In Evans’ memoir, the author grapples with the gender identity of her deceased spouse.
When Evans’ husband, Terry, ended his own life 14 years into their marriage, she was taken completely by surprise. They had moved to Vermont only a few weeks before, and she knew almost no one there—her own adult children lived far away. After the initial shock had worn off, the author tried to understand why it had happened—to “follow the breadcrumbs,” as one of her friends said at the time. The couple met when both were in their 60s, at a time when Evans believed she would never marry again due to the breakups of two earlier marriages. She was in her “Hedonistic Period,” dating mostly for sex, something Terry wasn’t great at. (She knew about his Catholic upbringing, an influence to which he credited some of his sexual hang-ups.) Even so, the author decided to roll the dice and take a chance on marriage once again. It was three years into the union when she discovered a box of women’s clothes—blouses and dresses in the styles of decades past—hidden underneath the bed. Terry panicked when Evans asked him to explain them. “‘I didn’t mean you to find them this way,’ he reached down to push the box back under the bed. ‘It’s nothing.’ He reacted like a man with a mistress who’s trying to keep the letter in the lavender envelope with the flowery writing on it from his wife.” It turned out that Terry had enjoyed dressing in female clothing ever since childhood, though he had hidden it from everyone except for a few romantic partners who approved of the idea. Evans didn’t like it—she found something offensive in the concepts of cross-dressing and transgender identity—but she had no intention of leaving Terry over it. Their lives together continued for years after her discovery until his death, leaving her to question if Terry had taken his own life because he couldn’t be the person he had always needed to be.
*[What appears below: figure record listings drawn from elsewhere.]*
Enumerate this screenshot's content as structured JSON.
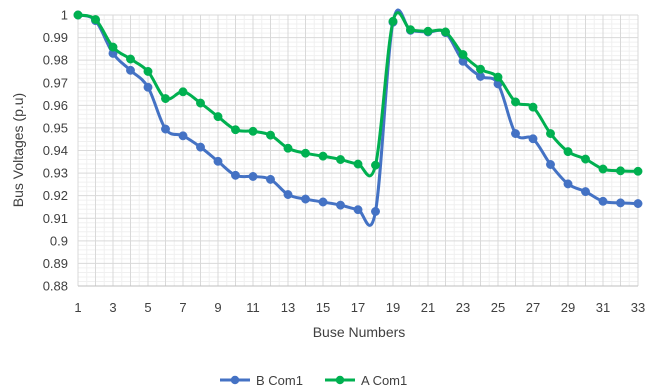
{
  "chart_data": {
    "type": "line",
    "title": "",
    "xlabel": "Buse Numbers",
    "ylabel": "Bus Voltages (p.u)",
    "x": [
      1,
      2,
      3,
      4,
      5,
      6,
      7,
      8,
      9,
      10,
      11,
      12,
      13,
      14,
      15,
      16,
      17,
      18,
      19,
      20,
      21,
      22,
      23,
      24,
      25,
      26,
      27,
      28,
      29,
      30,
      31,
      32,
      33
    ],
    "xticks": [
      1,
      3,
      5,
      7,
      9,
      11,
      13,
      15,
      17,
      19,
      21,
      23,
      25,
      27,
      29,
      31,
      33
    ],
    "xlim": [
      1,
      33
    ],
    "ylim": [
      0.88,
      1.0
    ],
    "yticks": [
      0.88,
      0.89,
      0.9,
      0.91,
      0.92,
      0.93,
      0.94,
      0.95,
      0.96,
      0.97,
      0.98,
      0.99,
      1
    ],
    "ytick_labels": [
      "0.88",
      "0.89",
      "0.9",
      "0.91",
      "0.92",
      "0.93",
      "0.94",
      "0.95",
      "0.96",
      "0.97",
      "0.98",
      "0.99",
      "1"
    ],
    "grid": true,
    "legend_position": "bottom",
    "series": [
      {
        "name": "B Com1",
        "color": "#4472c4",
        "values": [
          1.0,
          0.9975,
          0.983,
          0.9755,
          0.968,
          0.9495,
          0.9465,
          0.9415,
          0.9352,
          0.929,
          0.9285,
          0.9272,
          0.9205,
          0.9185,
          0.9172,
          0.9158,
          0.9138,
          0.913,
          0.9968,
          0.9932,
          0.9925,
          0.9922,
          0.9795,
          0.9728,
          0.9695,
          0.9475,
          0.9452,
          0.9338,
          0.9252,
          0.9218,
          0.9175,
          0.9168,
          0.9165
        ]
      },
      {
        "name": "A Com1",
        "color": "#00b050",
        "values": [
          1.0,
          0.998,
          0.9858,
          0.9805,
          0.975,
          0.963,
          0.966,
          0.961,
          0.955,
          0.9492,
          0.9485,
          0.9468,
          0.941,
          0.9388,
          0.9375,
          0.936,
          0.934,
          0.9335,
          0.9972,
          0.9935,
          0.9928,
          0.9925,
          0.9825,
          0.976,
          0.9725,
          0.9615,
          0.9592,
          0.9475,
          0.9395,
          0.9362,
          0.9318,
          0.931,
          0.9308
        ]
      }
    ]
  }
}
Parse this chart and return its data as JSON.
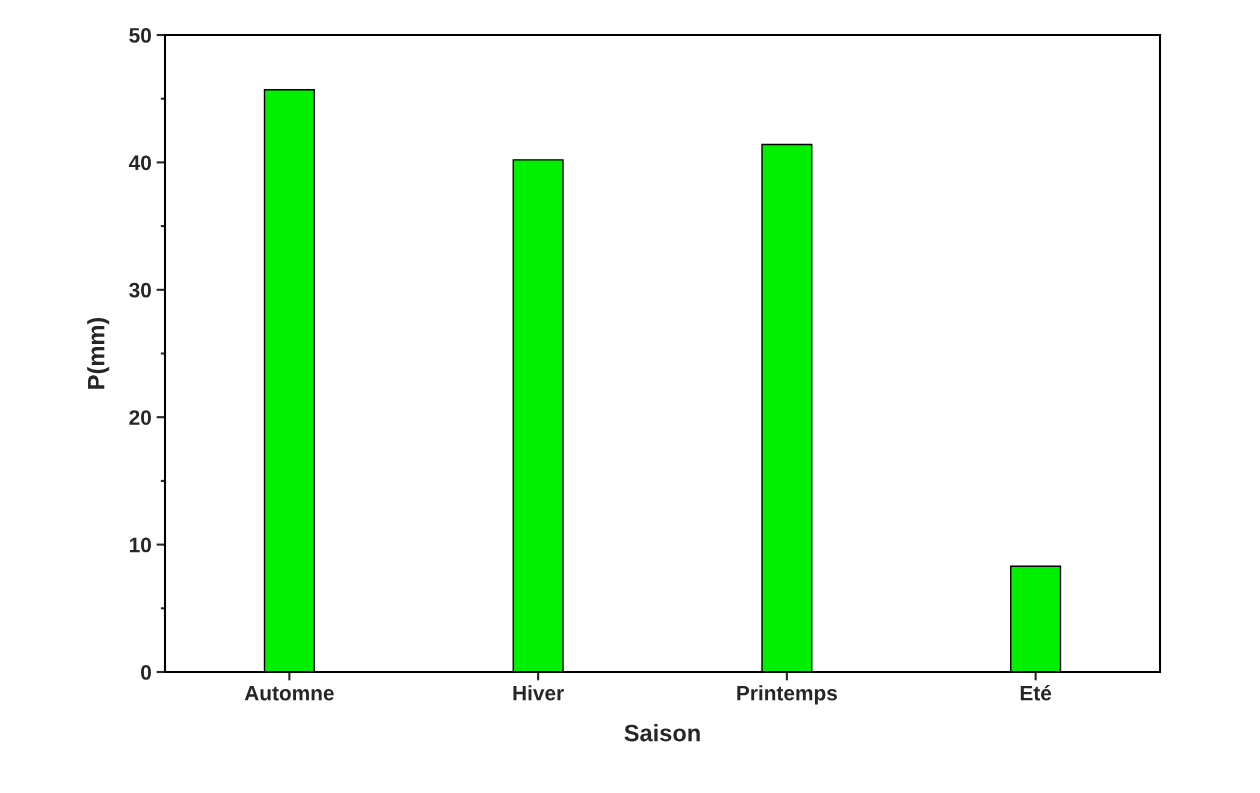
{
  "chart_data": {
    "type": "bar",
    "xlabel": "Saison",
    "ylabel": "P(mm)",
    "categories": [
      "Automne",
      "Hiver",
      "Printemps",
      "Eté"
    ],
    "values": [
      45.7,
      40.2,
      41.4,
      8.3
    ],
    "color": "#00f000",
    "ylim": [
      0,
      50
    ],
    "yticks": [
      0,
      10,
      20,
      30,
      40,
      50
    ],
    "grid": false
  }
}
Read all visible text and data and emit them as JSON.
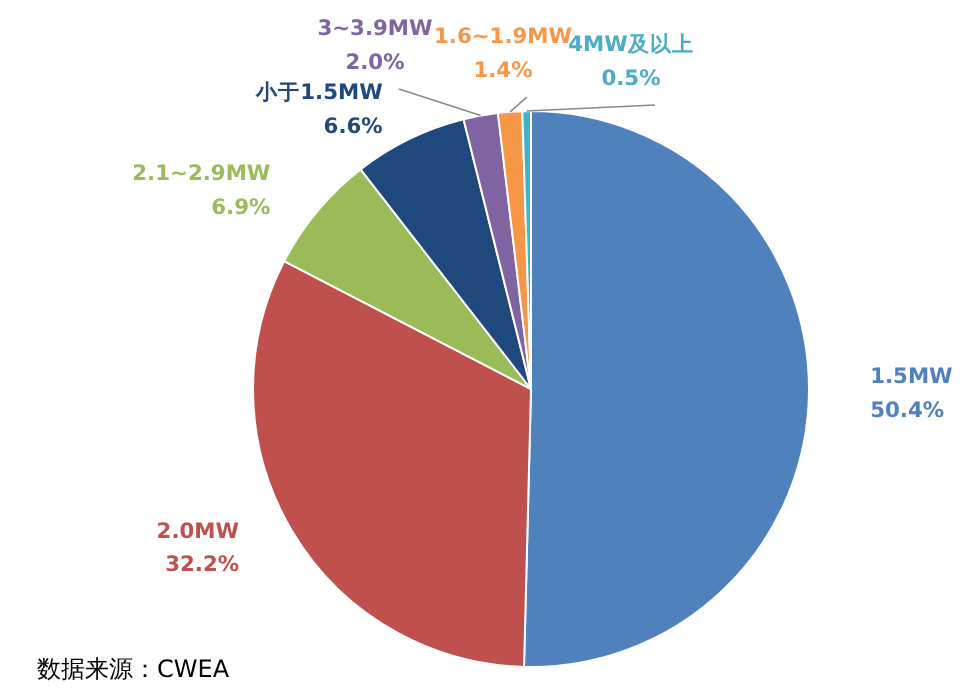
{
  "chart_data": {
    "type": "pie",
    "categories": [
      "1.5MW",
      "2.0MW",
      "2.1~2.9MW",
      "小于1.5MW",
      "3~3.9MW",
      "1.6~1.9MW",
      "4MW及以上"
    ],
    "values": [
      50.4,
      32.2,
      6.9,
      6.6,
      2.0,
      1.4,
      0.5
    ],
    "value_labels": [
      "50.4%",
      "32.2%",
      "6.9%",
      "6.6%",
      "2.0%",
      "1.4%",
      "0.5%"
    ],
    "colors": [
      "#4f81bd",
      "#c0504d",
      "#9bbb59",
      "#1f497d",
      "#8064a2",
      "#f79646",
      "#4bacc6"
    ],
    "annotations": [
      "数据来源：CWEA"
    ]
  }
}
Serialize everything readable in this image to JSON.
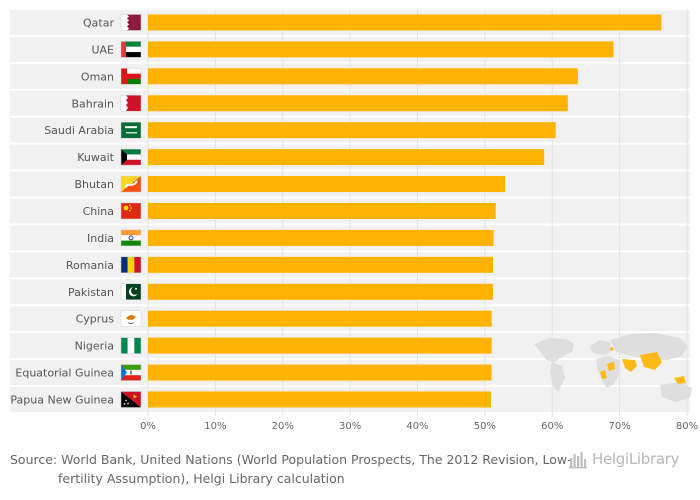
{
  "chart_data": {
    "type": "bar",
    "orientation": "horizontal",
    "title": "",
    "xlabel": "",
    "ylabel": "",
    "xlim": [
      0,
      80
    ],
    "x_ticks": [
      0,
      10,
      20,
      30,
      40,
      50,
      60,
      70,
      80
    ],
    "x_tick_labels": [
      "0%",
      "10%",
      "20%",
      "30%",
      "40%",
      "50%",
      "60%",
      "70%",
      "80%"
    ],
    "grid": true,
    "bar_color": "#ffb300",
    "categories": [
      "Qatar",
      "UAE",
      "Oman",
      "Bahrain",
      "Saudi Arabia",
      "Kuwait",
      "Bhutan",
      "China",
      "India",
      "Romania",
      "Pakistan",
      "Cyprus",
      "Nigeria",
      "Equatorial Guinea",
      "Papua New Guinea"
    ],
    "values": [
      76.2,
      69.1,
      63.8,
      62.3,
      60.5,
      58.8,
      53.0,
      51.6,
      51.3,
      51.2,
      51.2,
      51.0,
      51.0,
      51.0,
      50.9
    ],
    "flags": [
      "qatar",
      "uae",
      "oman",
      "bahrain",
      "saudi-arabia",
      "kuwait",
      "bhutan",
      "china",
      "india",
      "romania",
      "pakistan",
      "cyprus",
      "nigeria",
      "equatorial-guinea",
      "papua-new-guinea"
    ]
  },
  "footer": {
    "source": "Source: World Bank, United Nations (World Population Prospects, The 2012 Revision, Low-fertility Assumption), Helgi Library calculation",
    "logo_text": "HelgiLibrary"
  },
  "colors": {
    "bar": "#ffb300",
    "row_band": "#f1f1f1",
    "map_land": "#dddddd",
    "map_highlight": "#ffb300"
  }
}
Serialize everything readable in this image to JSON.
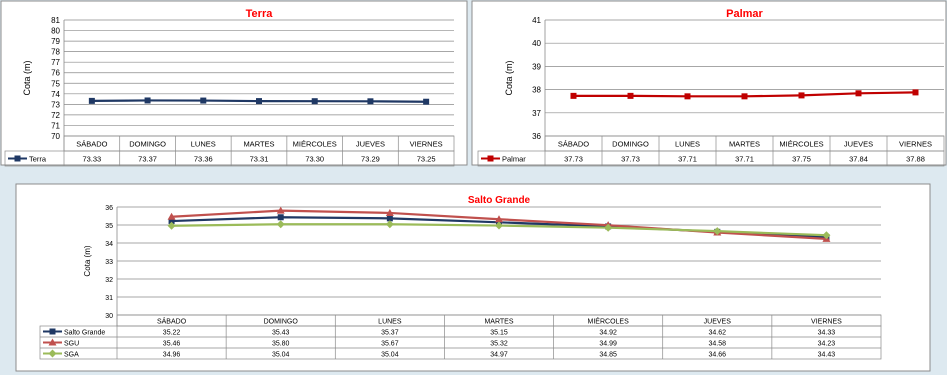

Evans writes in clean, orderly prose, which highlights how her personality contrasted with that of the disorganized, slightly dreamy Terry. The work is a remarkably realistic portrayal of a marriage, in part because the book largely works around the great tension at the center of it rather than addressing it head-on. Much more space is given to the mundane activities and annoyances, such as here, where Evans describes her frustration with Terry’s unwillingness to do housework: “[S]lowly, I became resentful, irritated, because of all the little tasks, outside the more general assignments, that I had to do if I wanted to live in an orderly house…Instead of remonstrating with me, Terry acknowledged the unfairly apportioned ratios of housework and suggested we hire a housekeeper.” There is a novelistic quality to the memoir in its unwillingness to resolve things cleanly and in its narrative voice; the author is unafraid to come across as inflexible or unsympathetic. The book is an exploration of the many things a marriage can be: a source of companionship, yes, but also a hiding place—and, even if only posthumously, a place to finally be seen.
A fascinating and deeply human story about living with a spouse hiding a mysterious inner life.